DoD Melds Four Commands For Multi-Domain Data Sharing Test
WASHINGTON: For the first time, four combatant commands are linking up to share real-time data during a homeland defense exercise designed to stop an enemy aircraft breaking into US airspace. The drill, which kicked off this week, marks an early test of the Pentagon’s emerging effort to quickly share data and operate against advanced threats across sea and air domains.
The May 28-31 exercise taking place off the US East Coast is being run by Northern Command and involves Space, Transportation and Strategic commands, along with the Navy’s 2nd Fleet.
At the center of the exercise is a B-1B attempting to punch into US airspace, while Canadian CF-18s and US F-15s, fueled by KC-135 Stratotankers, run an air intercept exercise in conjunction with F/A-18 fighters from the USS Harry S Truman.
All participants will use Link 16, a tactical data system which allows parties to share real-time command and control data, to stitch together the disparate elements at air and sea.
“Leading complex multi-combatant command operations across multiple domains demonstrates our readiness to defend our homeland,” Northcom commander Gen. Terrence O’Shaughnessy, said in a statement.
While NORTHCOM will run the exercise and control the Truman strike group, the Canadian planes and US F-15s are under NORAD control, STRATCOM provides the B-1B, and TRANSCOM handles the aerial refueling portion of the operation.

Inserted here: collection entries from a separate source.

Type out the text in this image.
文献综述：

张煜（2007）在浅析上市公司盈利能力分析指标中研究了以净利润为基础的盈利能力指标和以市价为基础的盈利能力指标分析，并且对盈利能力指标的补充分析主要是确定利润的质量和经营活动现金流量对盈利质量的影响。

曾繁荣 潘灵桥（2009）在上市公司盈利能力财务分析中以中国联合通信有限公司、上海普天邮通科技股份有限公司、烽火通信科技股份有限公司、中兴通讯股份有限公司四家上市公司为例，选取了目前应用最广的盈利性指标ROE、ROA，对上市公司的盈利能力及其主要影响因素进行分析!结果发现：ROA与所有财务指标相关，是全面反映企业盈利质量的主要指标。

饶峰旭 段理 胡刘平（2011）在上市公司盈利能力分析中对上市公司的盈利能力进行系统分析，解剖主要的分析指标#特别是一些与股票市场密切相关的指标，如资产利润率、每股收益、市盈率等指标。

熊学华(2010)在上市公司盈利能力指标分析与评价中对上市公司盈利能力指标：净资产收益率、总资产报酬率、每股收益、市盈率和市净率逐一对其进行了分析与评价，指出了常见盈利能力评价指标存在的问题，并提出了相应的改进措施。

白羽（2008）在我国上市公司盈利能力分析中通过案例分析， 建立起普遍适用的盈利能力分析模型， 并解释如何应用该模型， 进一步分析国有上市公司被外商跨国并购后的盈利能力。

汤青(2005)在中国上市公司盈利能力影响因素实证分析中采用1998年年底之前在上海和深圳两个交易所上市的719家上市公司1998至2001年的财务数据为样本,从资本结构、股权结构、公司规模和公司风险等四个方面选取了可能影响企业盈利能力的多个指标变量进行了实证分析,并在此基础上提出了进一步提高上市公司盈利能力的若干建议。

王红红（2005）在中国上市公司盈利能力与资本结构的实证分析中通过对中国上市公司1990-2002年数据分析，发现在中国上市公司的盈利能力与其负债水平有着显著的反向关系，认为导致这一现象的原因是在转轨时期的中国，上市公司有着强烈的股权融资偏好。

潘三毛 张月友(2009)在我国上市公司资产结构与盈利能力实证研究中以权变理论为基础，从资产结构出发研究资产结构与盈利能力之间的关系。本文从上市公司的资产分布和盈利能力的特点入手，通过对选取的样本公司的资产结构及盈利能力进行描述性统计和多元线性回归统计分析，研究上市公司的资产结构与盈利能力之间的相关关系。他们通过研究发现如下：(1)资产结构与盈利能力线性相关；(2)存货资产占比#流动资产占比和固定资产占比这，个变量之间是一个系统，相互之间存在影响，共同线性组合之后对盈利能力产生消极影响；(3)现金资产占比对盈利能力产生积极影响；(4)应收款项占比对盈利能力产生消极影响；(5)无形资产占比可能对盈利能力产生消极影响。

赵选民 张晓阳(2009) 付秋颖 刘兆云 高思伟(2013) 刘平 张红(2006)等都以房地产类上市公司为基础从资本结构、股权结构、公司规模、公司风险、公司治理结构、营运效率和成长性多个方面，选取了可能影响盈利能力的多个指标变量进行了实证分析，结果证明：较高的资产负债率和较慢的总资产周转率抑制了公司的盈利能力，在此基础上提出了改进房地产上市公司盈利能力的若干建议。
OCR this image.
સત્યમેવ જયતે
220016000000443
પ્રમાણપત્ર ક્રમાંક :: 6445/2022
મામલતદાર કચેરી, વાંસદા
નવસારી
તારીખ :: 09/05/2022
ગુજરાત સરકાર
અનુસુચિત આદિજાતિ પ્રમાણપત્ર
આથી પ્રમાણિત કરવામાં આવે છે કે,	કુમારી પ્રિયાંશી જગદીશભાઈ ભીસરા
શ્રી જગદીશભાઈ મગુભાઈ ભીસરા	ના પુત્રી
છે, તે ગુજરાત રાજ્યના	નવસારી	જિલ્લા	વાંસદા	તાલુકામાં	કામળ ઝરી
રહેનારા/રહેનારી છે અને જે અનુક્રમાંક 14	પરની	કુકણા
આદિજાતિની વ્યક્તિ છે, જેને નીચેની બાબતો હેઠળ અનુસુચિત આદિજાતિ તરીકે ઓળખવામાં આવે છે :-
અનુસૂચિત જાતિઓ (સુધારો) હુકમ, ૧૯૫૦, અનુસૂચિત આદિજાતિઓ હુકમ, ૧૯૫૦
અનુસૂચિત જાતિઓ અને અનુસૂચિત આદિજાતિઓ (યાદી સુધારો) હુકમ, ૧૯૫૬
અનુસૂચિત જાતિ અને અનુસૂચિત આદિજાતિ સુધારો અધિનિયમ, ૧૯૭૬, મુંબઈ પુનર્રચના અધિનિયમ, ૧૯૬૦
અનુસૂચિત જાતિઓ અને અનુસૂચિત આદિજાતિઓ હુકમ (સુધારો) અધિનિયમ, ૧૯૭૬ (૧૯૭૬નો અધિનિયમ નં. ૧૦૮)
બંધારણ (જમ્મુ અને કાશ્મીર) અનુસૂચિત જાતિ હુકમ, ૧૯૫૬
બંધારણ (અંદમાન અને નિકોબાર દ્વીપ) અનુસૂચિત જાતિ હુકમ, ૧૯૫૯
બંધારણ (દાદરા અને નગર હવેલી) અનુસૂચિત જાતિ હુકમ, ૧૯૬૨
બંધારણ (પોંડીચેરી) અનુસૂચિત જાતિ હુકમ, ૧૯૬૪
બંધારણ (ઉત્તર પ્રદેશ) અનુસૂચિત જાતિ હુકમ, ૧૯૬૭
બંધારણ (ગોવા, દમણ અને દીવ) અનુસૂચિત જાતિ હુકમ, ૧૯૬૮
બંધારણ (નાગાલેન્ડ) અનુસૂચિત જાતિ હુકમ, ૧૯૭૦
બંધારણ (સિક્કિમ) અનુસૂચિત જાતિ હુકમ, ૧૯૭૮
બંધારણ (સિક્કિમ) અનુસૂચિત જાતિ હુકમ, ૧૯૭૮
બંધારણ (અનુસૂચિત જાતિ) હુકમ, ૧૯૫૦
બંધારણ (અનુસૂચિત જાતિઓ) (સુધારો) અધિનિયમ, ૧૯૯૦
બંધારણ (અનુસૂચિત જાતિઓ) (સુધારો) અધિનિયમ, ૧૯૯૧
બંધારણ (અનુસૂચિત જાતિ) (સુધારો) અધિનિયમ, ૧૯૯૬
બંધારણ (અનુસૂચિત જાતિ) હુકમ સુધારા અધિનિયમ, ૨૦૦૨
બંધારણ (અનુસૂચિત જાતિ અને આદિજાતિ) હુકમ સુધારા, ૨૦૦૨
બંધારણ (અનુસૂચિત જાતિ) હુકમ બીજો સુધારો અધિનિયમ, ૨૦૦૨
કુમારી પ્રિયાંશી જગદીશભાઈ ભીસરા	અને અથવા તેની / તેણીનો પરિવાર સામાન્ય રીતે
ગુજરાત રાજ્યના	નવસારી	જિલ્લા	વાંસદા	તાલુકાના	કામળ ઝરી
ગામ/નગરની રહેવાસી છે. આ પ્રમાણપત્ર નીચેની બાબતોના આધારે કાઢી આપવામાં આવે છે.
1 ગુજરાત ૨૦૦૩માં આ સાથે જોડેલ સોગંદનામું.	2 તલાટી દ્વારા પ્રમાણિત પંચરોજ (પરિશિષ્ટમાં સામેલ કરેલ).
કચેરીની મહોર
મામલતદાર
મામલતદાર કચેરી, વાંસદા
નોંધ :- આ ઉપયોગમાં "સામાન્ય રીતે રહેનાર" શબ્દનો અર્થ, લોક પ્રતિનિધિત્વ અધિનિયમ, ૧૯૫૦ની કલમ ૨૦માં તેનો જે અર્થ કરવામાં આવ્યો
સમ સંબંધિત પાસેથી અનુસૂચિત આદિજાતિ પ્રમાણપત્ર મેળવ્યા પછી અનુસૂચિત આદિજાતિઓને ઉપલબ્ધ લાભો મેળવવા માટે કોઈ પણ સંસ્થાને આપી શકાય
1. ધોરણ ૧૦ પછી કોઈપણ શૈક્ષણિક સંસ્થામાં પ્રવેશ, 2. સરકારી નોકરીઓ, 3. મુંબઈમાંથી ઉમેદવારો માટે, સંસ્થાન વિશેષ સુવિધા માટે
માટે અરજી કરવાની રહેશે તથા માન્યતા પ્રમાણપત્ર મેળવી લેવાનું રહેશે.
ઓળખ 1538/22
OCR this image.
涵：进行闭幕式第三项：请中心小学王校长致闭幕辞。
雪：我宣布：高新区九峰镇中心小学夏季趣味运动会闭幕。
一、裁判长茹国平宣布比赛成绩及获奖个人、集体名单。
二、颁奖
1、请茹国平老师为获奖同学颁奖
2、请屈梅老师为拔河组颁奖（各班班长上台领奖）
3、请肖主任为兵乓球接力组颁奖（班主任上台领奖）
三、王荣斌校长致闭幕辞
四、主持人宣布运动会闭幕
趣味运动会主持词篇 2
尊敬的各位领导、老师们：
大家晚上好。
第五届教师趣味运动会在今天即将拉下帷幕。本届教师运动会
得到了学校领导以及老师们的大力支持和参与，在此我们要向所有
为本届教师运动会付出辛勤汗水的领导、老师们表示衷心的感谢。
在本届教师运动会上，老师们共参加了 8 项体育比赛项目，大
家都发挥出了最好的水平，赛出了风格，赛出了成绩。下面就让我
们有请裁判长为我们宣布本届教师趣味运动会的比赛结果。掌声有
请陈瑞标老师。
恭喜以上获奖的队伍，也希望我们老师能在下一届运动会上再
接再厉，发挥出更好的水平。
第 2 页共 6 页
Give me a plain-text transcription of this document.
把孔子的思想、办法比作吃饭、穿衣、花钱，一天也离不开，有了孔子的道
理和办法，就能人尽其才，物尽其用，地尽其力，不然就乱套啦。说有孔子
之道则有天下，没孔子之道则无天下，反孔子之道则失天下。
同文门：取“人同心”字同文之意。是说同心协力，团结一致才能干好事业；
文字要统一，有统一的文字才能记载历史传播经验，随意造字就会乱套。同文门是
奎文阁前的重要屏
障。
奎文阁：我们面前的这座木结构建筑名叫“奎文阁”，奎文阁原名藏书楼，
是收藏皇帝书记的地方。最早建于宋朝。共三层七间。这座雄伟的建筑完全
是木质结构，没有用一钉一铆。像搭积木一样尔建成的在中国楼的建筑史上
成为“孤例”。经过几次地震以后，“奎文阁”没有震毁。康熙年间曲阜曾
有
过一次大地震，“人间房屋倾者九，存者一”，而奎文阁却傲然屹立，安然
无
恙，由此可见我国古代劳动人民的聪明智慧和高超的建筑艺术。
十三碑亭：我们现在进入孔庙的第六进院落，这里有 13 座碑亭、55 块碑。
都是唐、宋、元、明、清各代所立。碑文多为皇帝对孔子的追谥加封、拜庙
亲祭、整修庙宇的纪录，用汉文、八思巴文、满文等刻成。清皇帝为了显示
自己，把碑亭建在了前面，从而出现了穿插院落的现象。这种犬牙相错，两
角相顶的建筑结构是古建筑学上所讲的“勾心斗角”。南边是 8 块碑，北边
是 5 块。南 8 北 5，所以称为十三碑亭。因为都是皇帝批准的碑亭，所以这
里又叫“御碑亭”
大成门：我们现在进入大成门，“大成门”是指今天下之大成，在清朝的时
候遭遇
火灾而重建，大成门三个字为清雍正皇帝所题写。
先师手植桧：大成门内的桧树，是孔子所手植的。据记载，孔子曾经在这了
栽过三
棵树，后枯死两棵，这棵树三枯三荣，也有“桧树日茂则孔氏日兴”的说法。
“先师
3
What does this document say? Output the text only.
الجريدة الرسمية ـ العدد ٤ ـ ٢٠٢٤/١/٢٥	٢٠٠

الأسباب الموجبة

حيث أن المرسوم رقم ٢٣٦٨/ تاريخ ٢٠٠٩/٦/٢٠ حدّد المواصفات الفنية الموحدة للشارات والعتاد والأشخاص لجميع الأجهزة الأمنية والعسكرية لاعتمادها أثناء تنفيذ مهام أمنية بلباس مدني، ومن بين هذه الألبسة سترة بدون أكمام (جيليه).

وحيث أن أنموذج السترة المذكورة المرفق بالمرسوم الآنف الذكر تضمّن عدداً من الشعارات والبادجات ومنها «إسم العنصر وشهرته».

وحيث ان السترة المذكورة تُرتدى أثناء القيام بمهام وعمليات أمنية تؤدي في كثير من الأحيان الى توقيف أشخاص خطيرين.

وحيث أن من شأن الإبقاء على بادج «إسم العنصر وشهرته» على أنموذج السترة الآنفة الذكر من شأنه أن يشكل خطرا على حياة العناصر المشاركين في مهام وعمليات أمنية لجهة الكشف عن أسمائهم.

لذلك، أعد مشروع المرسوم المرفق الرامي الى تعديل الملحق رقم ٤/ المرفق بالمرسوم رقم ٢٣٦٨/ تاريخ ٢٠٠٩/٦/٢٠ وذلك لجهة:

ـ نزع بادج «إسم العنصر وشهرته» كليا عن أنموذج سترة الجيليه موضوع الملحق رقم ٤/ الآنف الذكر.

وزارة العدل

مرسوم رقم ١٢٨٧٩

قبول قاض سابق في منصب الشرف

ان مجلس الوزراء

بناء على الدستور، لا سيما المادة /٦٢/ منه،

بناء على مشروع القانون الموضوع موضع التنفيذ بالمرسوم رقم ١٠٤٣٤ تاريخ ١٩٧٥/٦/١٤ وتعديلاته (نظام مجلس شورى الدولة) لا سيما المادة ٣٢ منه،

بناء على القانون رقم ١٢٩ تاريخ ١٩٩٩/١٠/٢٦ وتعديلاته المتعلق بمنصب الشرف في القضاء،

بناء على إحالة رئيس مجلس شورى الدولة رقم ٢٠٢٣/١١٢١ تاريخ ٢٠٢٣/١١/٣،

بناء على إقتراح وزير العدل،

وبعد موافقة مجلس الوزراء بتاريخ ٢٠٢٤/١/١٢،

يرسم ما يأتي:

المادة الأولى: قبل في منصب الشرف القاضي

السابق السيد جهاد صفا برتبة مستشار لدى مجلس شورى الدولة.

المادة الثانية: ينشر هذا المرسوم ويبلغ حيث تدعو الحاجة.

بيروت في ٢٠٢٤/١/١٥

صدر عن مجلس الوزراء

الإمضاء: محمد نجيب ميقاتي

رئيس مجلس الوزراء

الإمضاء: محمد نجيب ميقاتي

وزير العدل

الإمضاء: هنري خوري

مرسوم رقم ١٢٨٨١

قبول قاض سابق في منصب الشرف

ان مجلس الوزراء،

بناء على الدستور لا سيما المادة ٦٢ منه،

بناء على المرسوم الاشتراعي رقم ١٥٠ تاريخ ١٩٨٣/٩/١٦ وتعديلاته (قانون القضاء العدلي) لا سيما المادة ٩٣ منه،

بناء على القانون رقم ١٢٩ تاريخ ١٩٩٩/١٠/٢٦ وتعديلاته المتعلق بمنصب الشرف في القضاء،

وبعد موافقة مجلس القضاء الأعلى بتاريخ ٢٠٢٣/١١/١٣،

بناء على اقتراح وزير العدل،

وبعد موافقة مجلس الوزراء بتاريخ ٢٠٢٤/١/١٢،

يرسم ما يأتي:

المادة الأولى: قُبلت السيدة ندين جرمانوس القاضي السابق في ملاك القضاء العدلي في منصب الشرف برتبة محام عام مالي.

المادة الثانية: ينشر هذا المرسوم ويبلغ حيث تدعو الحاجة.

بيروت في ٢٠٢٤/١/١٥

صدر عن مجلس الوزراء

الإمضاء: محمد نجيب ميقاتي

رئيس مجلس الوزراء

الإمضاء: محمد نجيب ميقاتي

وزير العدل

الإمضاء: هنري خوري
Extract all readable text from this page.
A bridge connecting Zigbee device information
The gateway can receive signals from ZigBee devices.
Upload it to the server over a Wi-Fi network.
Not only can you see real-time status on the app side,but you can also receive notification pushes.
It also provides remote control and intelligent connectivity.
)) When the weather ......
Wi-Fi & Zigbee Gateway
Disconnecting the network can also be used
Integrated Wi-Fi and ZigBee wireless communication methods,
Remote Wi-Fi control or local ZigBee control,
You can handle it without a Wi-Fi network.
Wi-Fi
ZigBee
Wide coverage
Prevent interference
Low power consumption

The newly-formed Spacecom will run space operations to support the 2nd Fleet commander through satellite communications and GPS.
The Truman carrier strike group, which includes the cruiser USS Normandy, is adding another mission to its extended six-month deployment, after having left Norfolk in November for its third overseas cruise in the past four years. The strike group has been in a holding pattern off the East Coast for weeks to keep the crew away from port and potential COVID-19 infections.
“Today, there is not a joint operation that doesn’t integrate space capabilities – the pervasiveness of these capabilities and the information they provide is a key ingredient to how American forces operate with unmatched speed, precision, and lethality,” Gen. John Raymond, commander of the Space Command said in a statement.